Néanmoins, le calcul de la prévalence apparaît bien souvent comme un indicateur biaisé du niveau de la longévité car le nombre de centenaires est rapporté à l’effectif total d’une population qui, au cours du siècle précédent, a subi de fortes fluctuations dues à la fécondité et à la mortalité, mais aussi à d’importants courants migratoires.
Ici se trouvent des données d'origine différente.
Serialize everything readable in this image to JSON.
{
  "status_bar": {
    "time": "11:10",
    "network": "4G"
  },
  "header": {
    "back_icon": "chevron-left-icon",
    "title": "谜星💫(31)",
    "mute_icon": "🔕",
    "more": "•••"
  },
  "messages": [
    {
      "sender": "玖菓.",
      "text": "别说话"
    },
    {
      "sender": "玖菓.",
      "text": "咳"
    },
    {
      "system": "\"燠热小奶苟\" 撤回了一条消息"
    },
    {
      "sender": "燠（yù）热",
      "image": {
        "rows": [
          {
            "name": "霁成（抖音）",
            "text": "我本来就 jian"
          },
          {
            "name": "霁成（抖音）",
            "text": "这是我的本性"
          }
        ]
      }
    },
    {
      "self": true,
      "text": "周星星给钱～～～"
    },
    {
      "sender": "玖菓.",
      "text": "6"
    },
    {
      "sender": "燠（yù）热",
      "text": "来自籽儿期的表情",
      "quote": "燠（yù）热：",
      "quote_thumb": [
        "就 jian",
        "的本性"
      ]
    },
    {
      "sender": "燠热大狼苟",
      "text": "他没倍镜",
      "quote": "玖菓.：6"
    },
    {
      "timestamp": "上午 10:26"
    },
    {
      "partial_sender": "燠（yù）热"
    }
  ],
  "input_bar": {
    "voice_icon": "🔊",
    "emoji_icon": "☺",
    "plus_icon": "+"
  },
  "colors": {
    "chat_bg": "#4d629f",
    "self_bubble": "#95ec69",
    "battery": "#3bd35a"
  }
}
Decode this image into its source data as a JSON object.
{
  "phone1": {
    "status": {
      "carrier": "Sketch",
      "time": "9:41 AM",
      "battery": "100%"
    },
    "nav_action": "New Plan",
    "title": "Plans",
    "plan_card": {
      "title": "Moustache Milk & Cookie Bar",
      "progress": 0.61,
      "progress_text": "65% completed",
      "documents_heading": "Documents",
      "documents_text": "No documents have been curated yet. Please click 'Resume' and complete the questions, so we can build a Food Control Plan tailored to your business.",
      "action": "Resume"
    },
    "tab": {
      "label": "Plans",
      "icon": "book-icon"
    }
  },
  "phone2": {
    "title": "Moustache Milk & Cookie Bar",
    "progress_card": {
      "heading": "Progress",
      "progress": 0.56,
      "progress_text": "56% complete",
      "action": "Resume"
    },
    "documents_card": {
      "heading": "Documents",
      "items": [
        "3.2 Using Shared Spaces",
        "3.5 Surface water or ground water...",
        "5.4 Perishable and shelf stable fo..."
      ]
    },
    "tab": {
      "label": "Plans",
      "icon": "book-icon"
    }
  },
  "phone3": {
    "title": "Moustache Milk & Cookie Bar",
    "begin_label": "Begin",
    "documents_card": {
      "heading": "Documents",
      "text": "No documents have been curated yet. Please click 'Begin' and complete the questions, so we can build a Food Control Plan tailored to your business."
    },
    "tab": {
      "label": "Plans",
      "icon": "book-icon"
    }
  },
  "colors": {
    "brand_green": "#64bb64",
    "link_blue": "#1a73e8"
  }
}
Dans un souci de comparaison, il convient par conséquent de retenir un autre indicateur, l’indice de longévité, qui rapporte le nombre de personnes ayant atteint l’âge de 100 ans au sein d’une cohorte de nouveau-nés à l’effectif initial de la cohorte (Poulain et al., 2004). Cet indice de longévité inclut tous les centenaires nés au sein de la population étudiée, qu’ils soient en vie ou non à un moment déterminé, pour autant qu’ils aient atteint l’âge de 100 ans. Si leur existence est connue, on prend en compte les centenaires qui sont nés au sein de la population, ont émigré et ont fêté leur 100e anniversaire ailleurs. Par contre, on exclut les centenaires observés qui sont nés en dehors de la population étudiée. Ainsi, l’indice de longévité ne souffre d’aucune surestimation; tout au plus pourra-t-on considérer une légère sous-estimation dans la mesure où tous les centenaires décédés à l’étranger ne sont pas identifiés[1]. Le tableau 2 propose une comparaison de l’indice de longévité pour les mêmes cohortes de nouveau-nés observées selon la même méthode en Belgique, au Japon, en Sardaigne et à Okinawa.

Figure 1

Comparaison de la prévalence des centenaires au Japon et à Okinawa

Comparaison de la prévalence des centenaires au Japon et à Okinawa
*

En nombre de centenaires pour 100 000 habitants. Depuis 1963, une liste des personnes âgées de 99 ans et plus est publiée par le Ministry of Health, Labour and Welfare au mois de septembre de chaque année pour l’ensemble du Japon. À Okinawa, cette liste est diffusée dans les médias à l’occasion du « Respect-for-the-Aged Day » (15 septembre).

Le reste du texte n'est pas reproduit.